98 So. 657 | La. | 1923
Plaintiff seeks to be recognized as the owner of a one-half interest in a certain piece of real property and a mercantile' business conducted therein, upon the ground that same were the separate and paraphernal property of her sister, who was also the wife of defendant. The other half, she alleges, belongs to the children of another deceased sister. On the other hand, defendant claims the whole of the property belonged to the matrimonial community existing between him and his late wife, and, therefore, that he owns one-half in his own right, the other half having been inherited by him in virtue of article 915 of the R. O. C., as amended by Act No. 57 of 1910.
There was judgment for defendant, but reserving to plaintiff her right to sue in an appropriate proceeding for certain paraphernal funds used by the deceased in the business. Plaintiff appeals.
Opinion.
Without finding it necessary to go into an extended review of the evidence, we conclude that the facts found by the trial judge are supported by the record.
When defendant and his wife were married some 22 years before^ her death, neither had anything, and the property accumulated thereafter was the result of the labor of either one or the other, or both, and fell into the community, with the exception of small sums inherited from her father’s estate or advanced by her relatives.
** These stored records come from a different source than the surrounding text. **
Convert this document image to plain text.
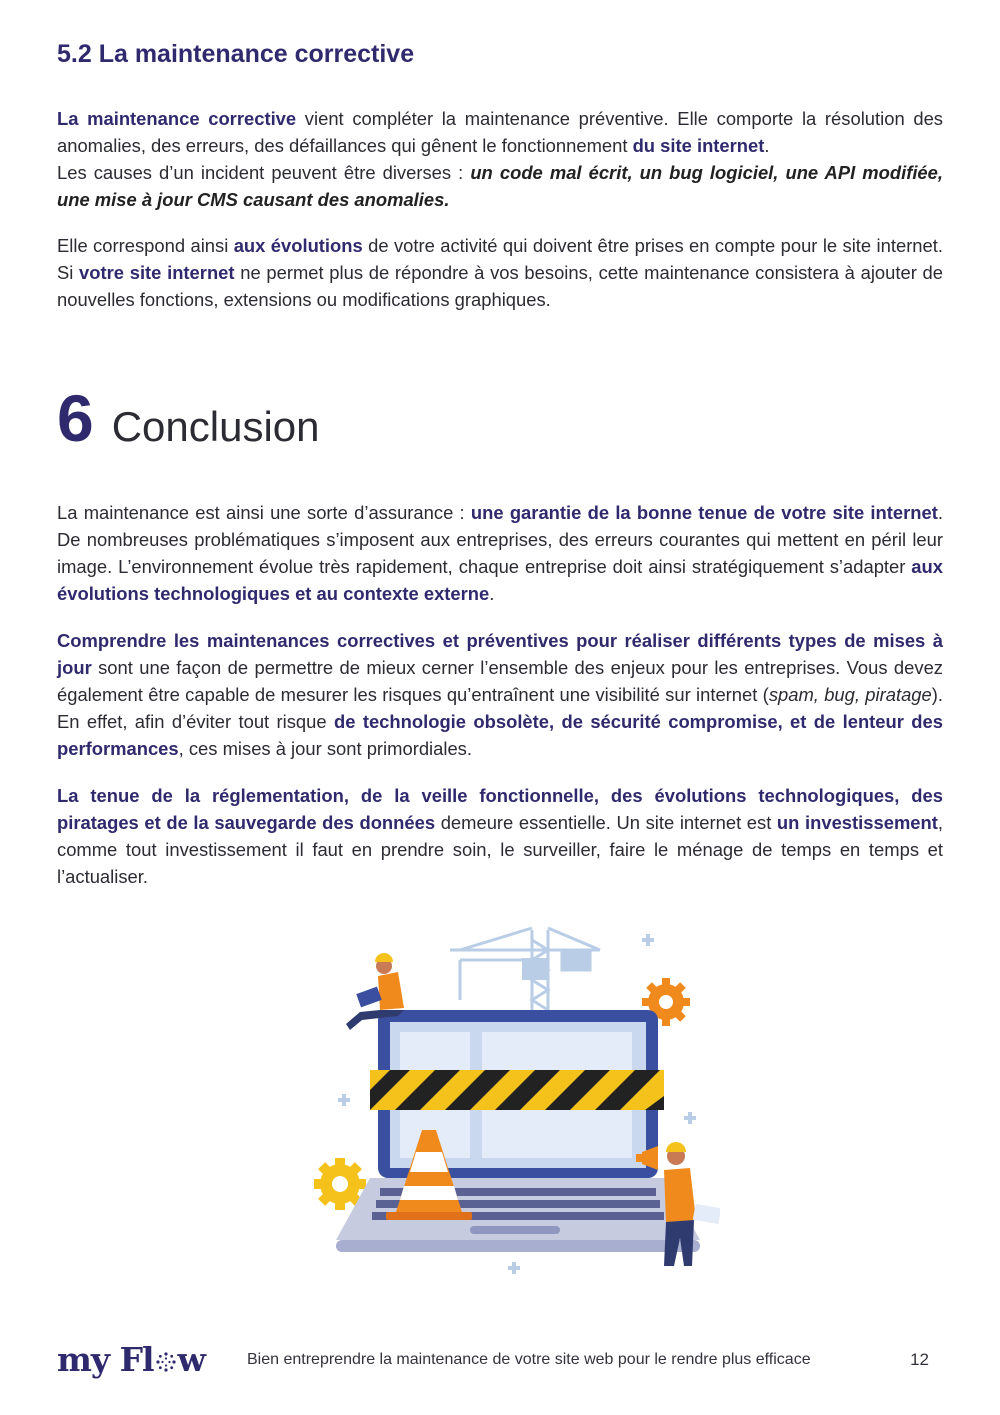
5.2 La maintenance corrective

La maintenance corrective vient compléter la maintenance préventive. Elle comporte la résolution des anomalies, des erreurs, des défaillances qui gênent le fonctionnement du site internet.

Les causes d’un incident peuvent être diverses : un code mal écrit, un bug logiciel, une API modifiée, une mise à jour CMS causant des anomalies.

Elle correspond ainsi aux évolutions de votre activité qui doivent être prises en compte pour le site internet. Si votre site internet ne permet plus de répondre à vos besoins, cette maintenance consistera à ajouter de nouvelles fonctions, extensions ou modifications graphiques.

6 Conclusion

La maintenance est ainsi une sorte d’assurance : une garantie de la bonne tenue de votre site internet. De nombreuses problématiques s’imposent aux entreprises, des erreurs courantes qui mettent en péril leur image. L’environnement évolue très rapidement, chaque entreprise doit ainsi stratégiquement s’adapter aux évolutions technologiques et au contexte externe.

Comprendre les maintenances correctives et préventives pour réaliser différents types de mises à jour sont une façon de permettre de mieux cerner l’ensemble des enjeux pour les entreprises. Vous devez également être capable de mesurer les risques qu’entraînent une visibilité sur internet (spam, bug, piratage). En effet, afin d’éviter tout risque de technologie obsolète, de sécurité compromise, et de lenteur des performances, ces mises à jour sont primordiales.

La tenue de la réglementation, de la veille fonctionnelle, des évolutions technologiques, des piratages et de la sauvegarde des données demeure essentielle. Un site internet est un investissement, comme tout investissement il faut en prendre soin, le surveiller, faire le ménage de temps en temps et l’actualiser.

my Fl w	Bien entreprendre la maintenance de votre site web pour le rendre plus efficace	12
Plaintiff relies mainly upon the fact that on some three occasions, prior to 1915, when the real property was acquired in 'the wife’s name, the husband appeared and signed deeds covering the transactions had with building and loan associations, and in which it was recited that the wife was buying with her separate funds, and that for this reason he was estopped to deny its paraphernal character. However, in each instance, the purchase was on terms of credit, and the estoppel, of course, could not extend beyond an acknowledgment of her ownership of the funds paid under the deed. Jordy v. Muir, 51 La. Ann. 55, 25 South. 550. He did not guarantee nor was he estopped from showing that the deferred payments were thereafter made by the community. But, aside from this, in the present case, the last act by which she acquired from the building and loan association in 1915 (the one under which the property was held at her death), did not recite that she had acquired with her separate funds, and hence it is presumed in law that the property was acquired under that deed by the community. R. C. C. art. 2403; Fortier v. Barry, 111 La. 776, 35 South. 900; Holloman v. Alexandria B. & L. Ass’n., 137 La. 970, 69 South. 764. In the latter case it was held that since the passage of Act 120 of 1902, the sale to, and repurchase from, a building and loan association “cannot be* dealt with as a loan secured by mortgage, but as a purchase and a sale, with vendor’s rights and privileges.”
As to the stock of merchandise, it is clear that the same was acquired under like conditions, that is, by the joint industry of the two spouses. It is conceded that the wife was the better business “man” of the two, and that she probably contributed more of time and energy to its earnings; but, nevertheless, the business was conducted by both, and was undoubtedly a community asset.
Deceased left only collateral relations, and, under article 915 of the Code, as amended, the husband inherited the wife’s half of the community.
For the reasons assigned, the judgment of the lower court is affirmed with costs.